Идея ограничения никогда не покидала сознание месье Поля. Даже самое привычное подчинение не избавило бы от нее. Ну и пусть. Разве это что-то значило? Я слушала и не утруждала себя попытками проявить покорность. Если бы не оставила повода для ограничения, ему нечем было бы заняться.
– За вами следует присматривать, вас следует охранять, – продолжил профессор. – Хорошо, что я это понимаю и стараюсь по мере сил исполнять обе миссии. Постоянно наблюдаю за вами, да и за всеми остальными тоже. Чаще и пристальнее, чем кажется. Видите вон то светящееся окно? – Он показал на решетчатую раму в одном из жилых корпусов коллежа. – Эту комнату я снял якобы для занятий, а на самом деле в качестве наблюдательного пункта. Там подолгу сижу и читаю: таков мой обычай, мой вкус. Книга моя – этот сад. Содержание – человеческая натура, причем женская. Всех знаю наизусть: вас, парижанку Сен-Пьер, даже кузину Бек.
– Это нехорошо, месье.
– Нехорошо? По чьим меркам? Неужели какая-то из догм Кальвина или Лютера осуждает подобное внимание? Только мне-то что? Я не протестант. Мой богатый отец (да, я родился в богатой семье, хоть мне и довелось познать бедность и целый год в Риме жить на чердаке, довольствуясь куском хлеба) был добрым католиком, а учителем для меня выбрал священника-иезуита. Хорошо помню мудрые уроки. Великий боже! К каким только открытиям они не привели меня!
– Открытия, достигнутые нечестными методами, не могут считаться достоверными.
– Пуританка! И все же поясню, как работает моя система. Вы ведь знаете мадемуазель Сен-Пьер?
– Немного.
Профессор рассмеялся.
– Верно говорите: «немного», – зато я знаю ее как свои пять пальцев.

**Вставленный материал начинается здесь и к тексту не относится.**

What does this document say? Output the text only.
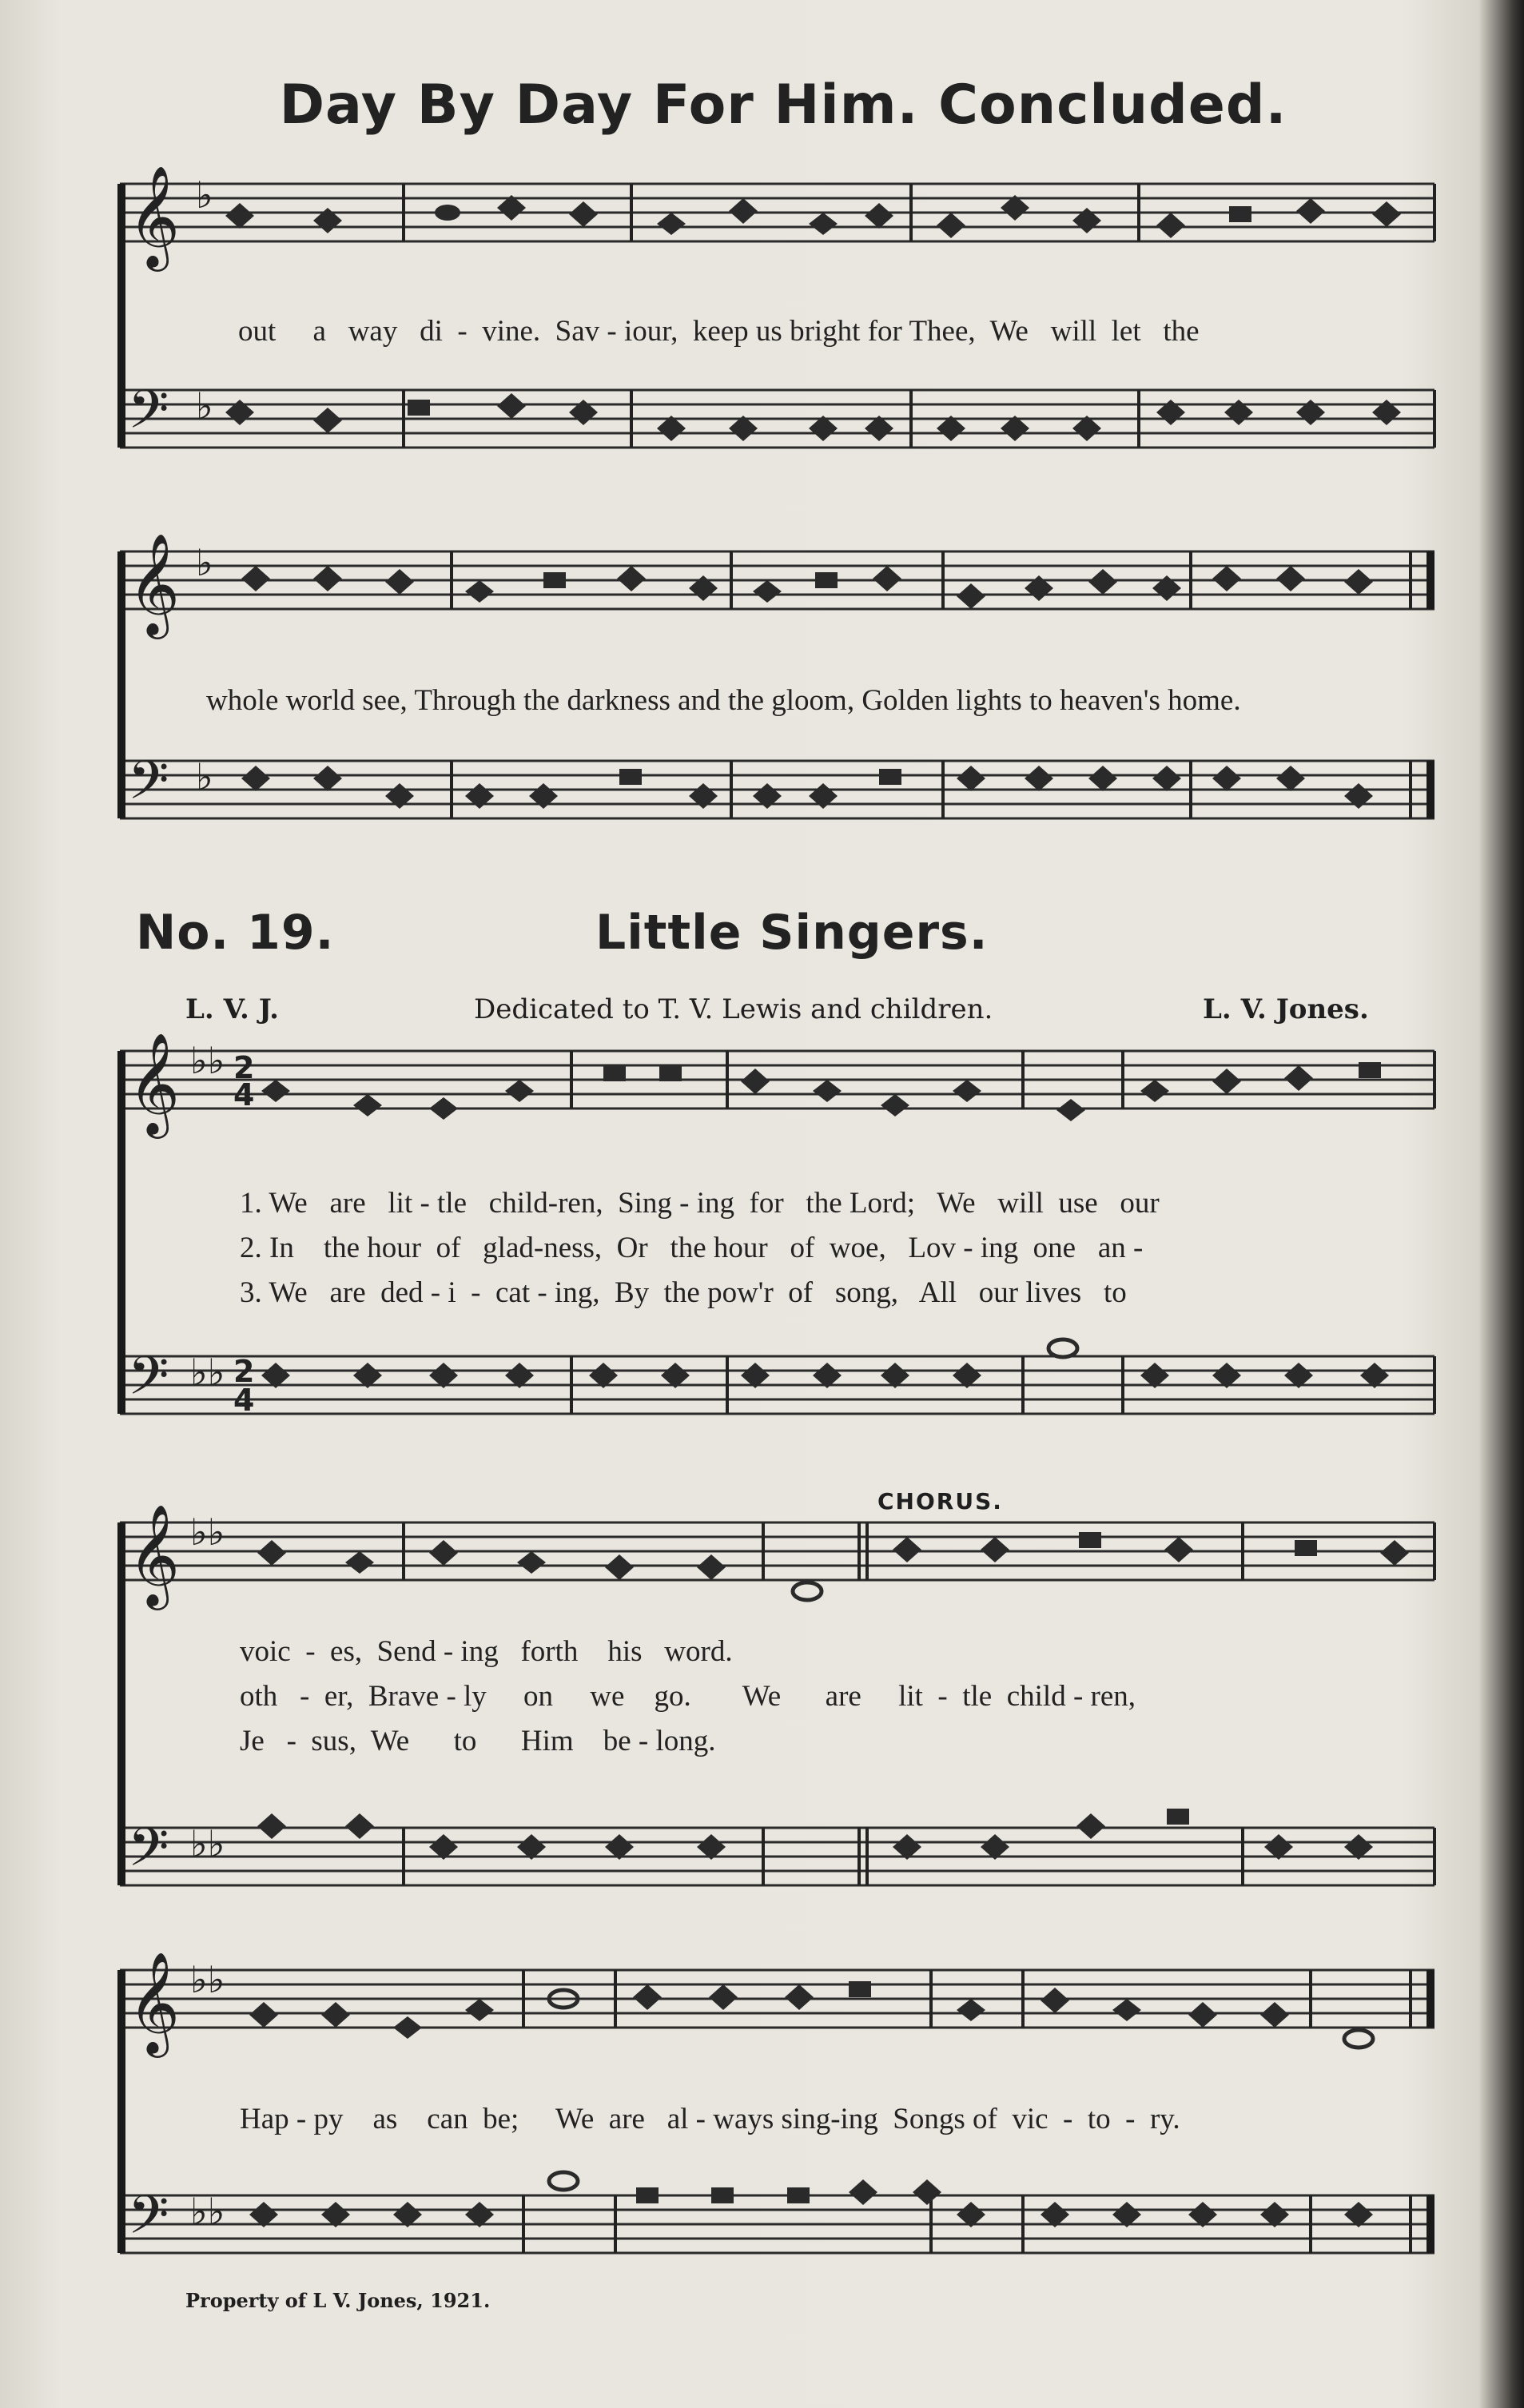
Day By Day For Him. Concluded.
𝄞
𝄢
♭
♭
out     a   way   di  -  vine.  Sav - iour,  keep us bright for Thee,  We   will  let   the
𝄞
𝄢
♭
♭
whole world see, Through the darkness and the gloom, Golden lights to heaven's home.
No. 19.	Little Singers.
L. V. J.	Dedicated to T. V. Lewis and children.	L. V. Jones.
𝄞
𝄢
♭♭
♭♭
2
4
2
4
1. We   are   lit - tle   child-ren,  Sing - ing  for   the Lord;   We   will  use   our
2. In    the hour  of   glad-ness,  Or   the hour   of  woe,   Lov - ing  one   an -
3. We   are  ded - i  -  cat - ing,  By  the pow'r  of   song,   All   our lives   to
CHORUS.
𝄞
𝄢
♭♭
♭♭
voic  -  es,  Send - ing   forth    his   word.
oth   -  er,  Brave - ly     on     we    go.       We      are     lit  -  tle  child - ren,
Je   -  sus,  We      to      Him    be - long.
𝄞
𝄢
♭♭
♭♭
Hap - py    as    can  be;     We  are   al - ways sing-ing  Songs of  vic  -  to  -  ry.
Property of L V. Jones, 1921.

В этом и заключается разница. Она старалась мне понравиться: ухаживала, льстила, притворялась пушистой кошечкой с бархатными лапками. Увы, не могу устоять перед женской лестью – вопреки разуму. Она никогда не отличалась красотой, но поначалу умела казаться молодой, подобно соотечественницам владела искусством одеваться, к тому же ей была свойственна светская уверенность и холодность, избавлявшая меня от смущения.

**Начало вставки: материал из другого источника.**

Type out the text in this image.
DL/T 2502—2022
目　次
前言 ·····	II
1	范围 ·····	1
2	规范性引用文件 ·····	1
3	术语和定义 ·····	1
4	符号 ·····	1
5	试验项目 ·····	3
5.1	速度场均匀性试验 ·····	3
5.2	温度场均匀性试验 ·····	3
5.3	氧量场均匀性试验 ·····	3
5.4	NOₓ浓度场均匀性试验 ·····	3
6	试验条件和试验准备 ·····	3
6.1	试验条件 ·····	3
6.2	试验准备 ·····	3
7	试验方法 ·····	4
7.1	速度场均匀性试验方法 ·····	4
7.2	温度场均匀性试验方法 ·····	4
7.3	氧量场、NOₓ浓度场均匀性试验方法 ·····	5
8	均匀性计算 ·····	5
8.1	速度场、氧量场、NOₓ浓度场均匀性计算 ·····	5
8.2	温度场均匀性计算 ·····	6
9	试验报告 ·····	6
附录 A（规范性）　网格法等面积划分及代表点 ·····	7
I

– Вы способны смущаться? Ни за что не поверю.
– Мадемуазель, вы плохо меня знаете. Смущаюсь, и еще как: ни дать ни взять маленькая пансионерка. В моем характере таятся неисчерпаемые запасы скромности и застенчивости.
– Никогда не замечала, месье.
– И тем не менее это так.
– Но, месье, я не раз наблюдала за вами в разных ситуациях: на трибуне, за кафедрой, перед знатными и даже коронованными особами, – и всегда вы держались с той же свободой, что и в классе, во время урока в третьем отделении.
– Мадемуазель, знатность и корона не тревожат моей застенчивости, а на сцене и на трибуне чувствую себя великолепно и дышу свободно, и все же, все же… В общем, существует чувство, активное вот в этот самый момент. Презираю его воздействие. Если бы я мог жениться (о чем даже не думаю, так что можете избавить себя от любых презрительных предположений на этот счет) и счел необходимым спросить леди, готова ли она увидеть во мне будущего мужа, тогда сразу стало бы ясно, что я именно таков: скромен и застенчив.